Now, the Arab Nations have chosen the path of the uprising for all the right reasons.

If one were to look a little harder, one can clearly distinguish the fact from the current frenzy. The truth is that they covet Democracy but do not covet its freedoms!! Most of the Arab world detests the freedoms that Western democracies offer to minorities. There are laws in the west that permit abortion, then there are laws against gender discrimination, sexual discrimination and many other forms of discrimination that folks in the Arab world wouldn't even pay heed to.

They covet what they see in the west, for lifestyles that appear fanciful, for streets that are paved with gold or just for its sheer sheen. Their path to democracy would regardless of the road they choose, be a tortuous one. They would pick and choose the bad apples to discard from the policy basket.
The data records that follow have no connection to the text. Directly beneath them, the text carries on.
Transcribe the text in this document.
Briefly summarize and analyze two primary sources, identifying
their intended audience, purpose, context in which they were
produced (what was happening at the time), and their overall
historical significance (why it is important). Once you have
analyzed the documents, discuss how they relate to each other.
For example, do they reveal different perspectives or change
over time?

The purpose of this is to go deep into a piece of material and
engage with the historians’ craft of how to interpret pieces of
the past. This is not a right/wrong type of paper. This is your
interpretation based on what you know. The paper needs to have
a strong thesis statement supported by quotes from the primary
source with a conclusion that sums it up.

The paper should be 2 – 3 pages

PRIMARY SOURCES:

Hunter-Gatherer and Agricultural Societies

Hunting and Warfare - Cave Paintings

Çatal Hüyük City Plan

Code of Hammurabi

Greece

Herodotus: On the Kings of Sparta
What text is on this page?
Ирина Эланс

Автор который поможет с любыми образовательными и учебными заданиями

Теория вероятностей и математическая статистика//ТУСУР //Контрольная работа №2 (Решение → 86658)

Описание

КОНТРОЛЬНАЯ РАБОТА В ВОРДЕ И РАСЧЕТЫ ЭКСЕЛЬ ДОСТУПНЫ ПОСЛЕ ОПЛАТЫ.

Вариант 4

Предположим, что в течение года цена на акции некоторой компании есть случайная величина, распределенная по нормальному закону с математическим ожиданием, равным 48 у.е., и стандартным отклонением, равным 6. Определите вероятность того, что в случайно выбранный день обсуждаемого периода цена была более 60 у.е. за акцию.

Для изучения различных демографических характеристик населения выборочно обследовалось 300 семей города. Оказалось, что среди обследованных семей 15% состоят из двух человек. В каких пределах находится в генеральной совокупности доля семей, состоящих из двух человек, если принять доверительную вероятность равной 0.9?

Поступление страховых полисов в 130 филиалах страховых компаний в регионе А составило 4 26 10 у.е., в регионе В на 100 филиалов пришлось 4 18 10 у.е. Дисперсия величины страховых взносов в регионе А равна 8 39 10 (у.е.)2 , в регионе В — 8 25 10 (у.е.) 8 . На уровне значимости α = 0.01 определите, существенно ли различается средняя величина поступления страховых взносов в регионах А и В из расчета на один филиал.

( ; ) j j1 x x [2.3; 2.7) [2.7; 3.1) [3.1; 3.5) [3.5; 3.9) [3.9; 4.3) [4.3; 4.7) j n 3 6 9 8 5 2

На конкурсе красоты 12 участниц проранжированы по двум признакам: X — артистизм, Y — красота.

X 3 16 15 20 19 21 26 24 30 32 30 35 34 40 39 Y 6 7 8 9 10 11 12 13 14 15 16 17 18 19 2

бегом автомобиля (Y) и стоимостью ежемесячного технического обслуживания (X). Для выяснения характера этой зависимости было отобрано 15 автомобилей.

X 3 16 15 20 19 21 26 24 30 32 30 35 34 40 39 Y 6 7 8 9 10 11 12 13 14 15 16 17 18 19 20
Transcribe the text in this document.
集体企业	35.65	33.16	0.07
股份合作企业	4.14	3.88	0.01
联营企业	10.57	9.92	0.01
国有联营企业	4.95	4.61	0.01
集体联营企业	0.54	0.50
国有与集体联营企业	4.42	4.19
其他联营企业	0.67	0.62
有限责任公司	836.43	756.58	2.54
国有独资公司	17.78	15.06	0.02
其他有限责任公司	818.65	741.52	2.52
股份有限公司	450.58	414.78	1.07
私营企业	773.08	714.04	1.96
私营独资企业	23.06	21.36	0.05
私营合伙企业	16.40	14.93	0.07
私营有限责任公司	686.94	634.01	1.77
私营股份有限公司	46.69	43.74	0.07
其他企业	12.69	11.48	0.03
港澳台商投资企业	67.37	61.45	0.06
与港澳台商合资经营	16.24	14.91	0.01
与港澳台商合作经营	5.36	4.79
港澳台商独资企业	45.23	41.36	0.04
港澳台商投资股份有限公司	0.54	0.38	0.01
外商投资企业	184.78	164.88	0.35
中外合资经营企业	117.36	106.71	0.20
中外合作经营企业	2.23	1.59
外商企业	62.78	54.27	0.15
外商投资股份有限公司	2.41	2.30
Minorities would meanwhile live in temporary fear while the majority by and large may just choose to wield their pitchforks every now and then, so as to ensure that despite the freedom to choose, they still have the major say.
The engines of Change have begun to crank, more regimes may fall, but more blood will certainly be spilled.  

First Posted on Technorati

1 comment:

Nikhil said...

The best revolutions have been those where the motive was to Let Go, not to Covet.
http://www.ted.com/talks/wael_ghonim_inside_the_egyptian_revolution.html

Do not dismiss the Egyptian peoples' uprising so quickly. Something has happened that has never happened before. It would be wise not to make the mistake of applying the same yardsticks that were used earlier. The game and the rules have changed - old predictions no longer apply.